Dass die beiden einmal berühmt werden, ahnt zu diesem Zeitpunkt im Jahr 2015 kaum jemand. Außer Yusra: Sie ist überzeugt, dass sie ihren Traum verwirklichen wird. Ihre unglaubliche Geschichte zeigt ab Mittwoch der Spielfilm "The Swimmers" (Netflix).
Ins Wasser
Das Boot für maximal sieben Passagiere war damals mit 18 Menschen völlig überfüllt. Irgendwo mitten in der Ägäis füllt es sich mit Wasser. Sara Mardini ist die erste im Wasser. Yusra springt nach. Drei Stunden ziehen die Schwestern das Boot, bis es in Lesbos sicher landet. Alle Passagiere überleben. Dass das möglich ist, verdanken sie dem jahrelangen, harten Training der Sportlerinnen. Die Mardinis sind eine Schwimmer-Famlie. Vater Ezzat war von klein auf ihr Coach. Die Schwestern gewinnen syrische Meisterschaften und stellen Rekorde auf, nehmen an weltweiten Competitions teil: "Seit wir jung waren, hatten wir diese Führungsrolle. Gewinnen wurde uns beigebracht", erinnert sich Yusra im Gespräch mit dem Guardian.
Traum und Realität
So wie sie sich im Meer am Boot festhält, klammert sie sich in Flüchtlingslagern und Notunterkünften an ihren Traum, einmal bei den Olympischen Spielen zu schwimmen. Die Schwestern schaffen es nach Deutschland, wo sie nahe dem Flüchtlingsheim einen Schwimmverein finden. Der junge Coach Sven Spannenkrebs beginnt sie zu trainieren. Während Sara wegen einer Schulterverletzung bald zurückstecken muss, erkennt der Deutsche immer deutlicher, dass Yusras Traum gar nicht so unrealistisch ist.

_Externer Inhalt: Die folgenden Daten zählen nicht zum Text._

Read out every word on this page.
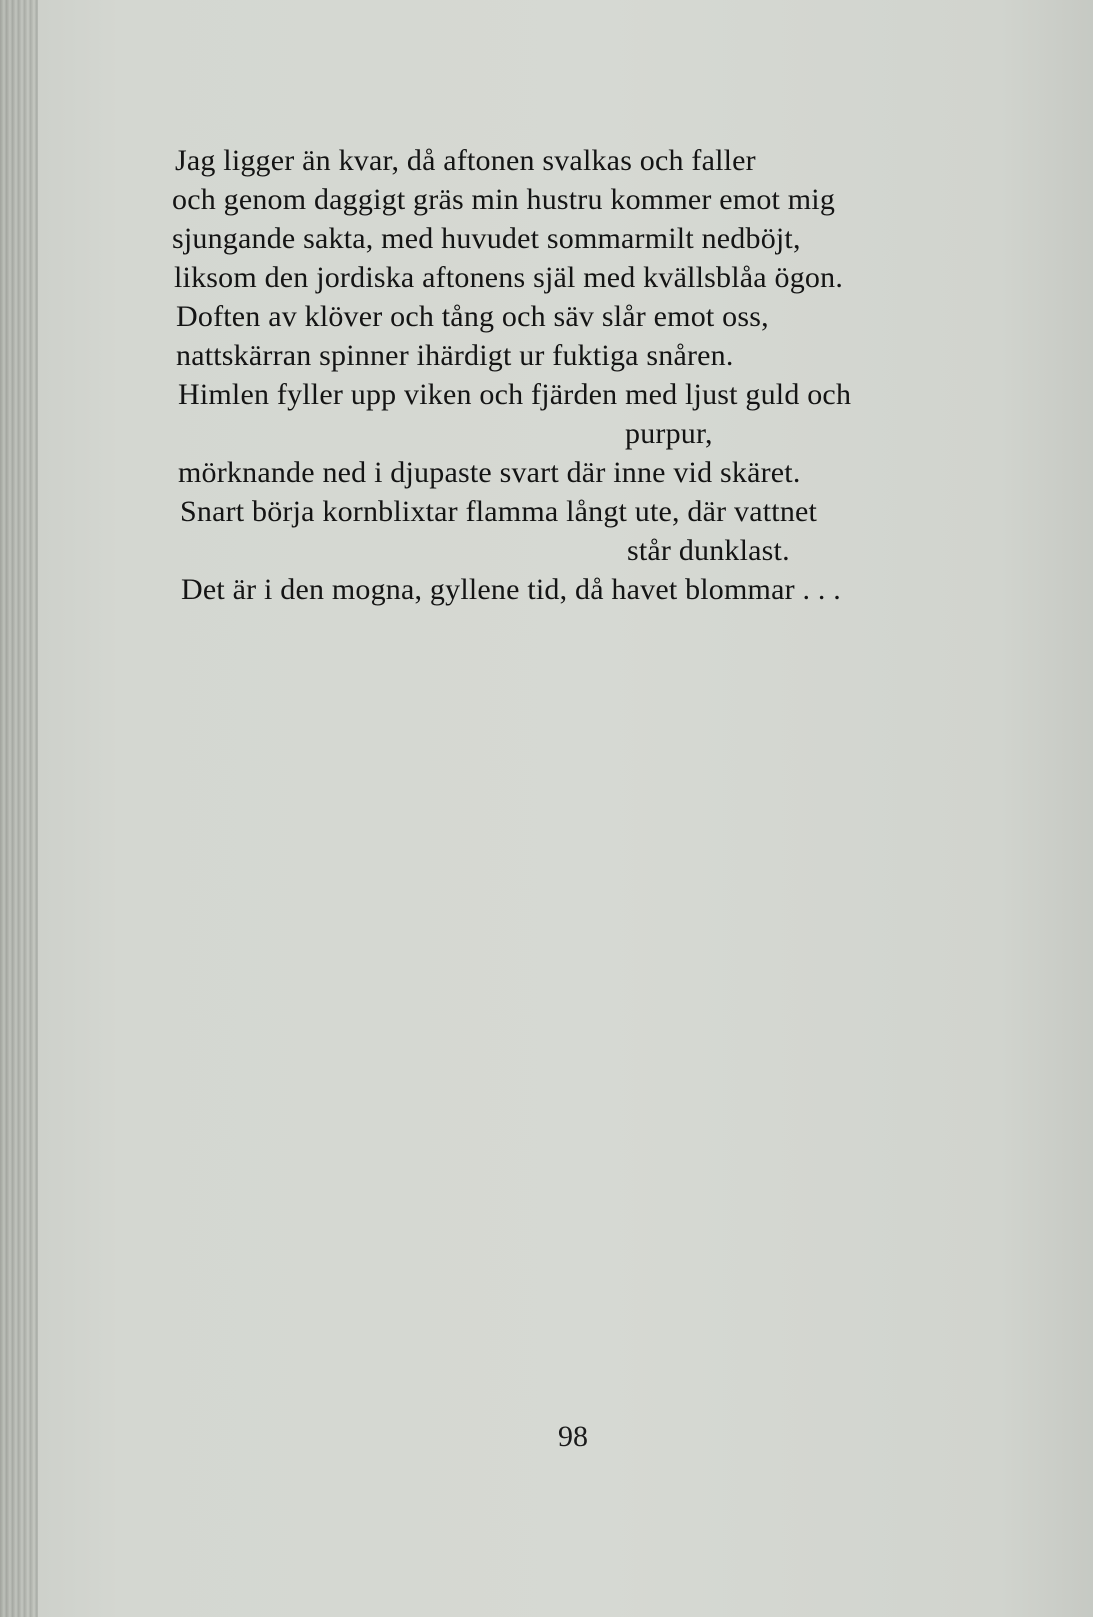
Jag ligger än kvar, då aftonen svalkas och faller
och genom daggigt gräs min hustru kommer emot mig
sjungande sakta, med huvudet sommarmilt nedböjt,
liksom den jordiska aftonens själ med kvällsblåa ögon.
Doften av klöver och tång och säv slår emot oss,
nattskärran spinner ihärdigt ur fuktiga snåren.
Himlen fyller upp viken och fjärden med ljust guld och
purpur,
mörknande ned i djupaste svart där inne vid skäret.
Snart börja kornblixtar flamma långt ute, där vattnet
står dunklast.
Det är i den mogna, gyllene tid, då havet blommar . . .
98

Und nur ein Jahr nach den wichtigsten Schwimmzügen ihres Lebens, irgendwo mitten in der Ägäis im Morgengrauen, verwirklicht Yusra Mardini ihren Traum. Mit dem neu gegründeten olympischen Flüchtlingsteam erreicht die Wahlberlinerin die Sommerspiele 2016 in Rio. Bei den Spielen in Tokio fünf Jahre später trägt sie die Flagge des Refugee-Teams.
Ende der Freiheit
Ihre Schwester Sara, die sich seit ihrer Ankunft vor allem von Lesbos aus für andere Flüchtlinge einsetzt, wird 2018 festgenommen. Nach drei Monaten im griechischen Gefängnis ist sie wieder auf freiem Fuß, ihr droht eine Höchststrafe von 25 Jahren Haft. Im November 2021 vertagt ein griechisches Gericht den Fall.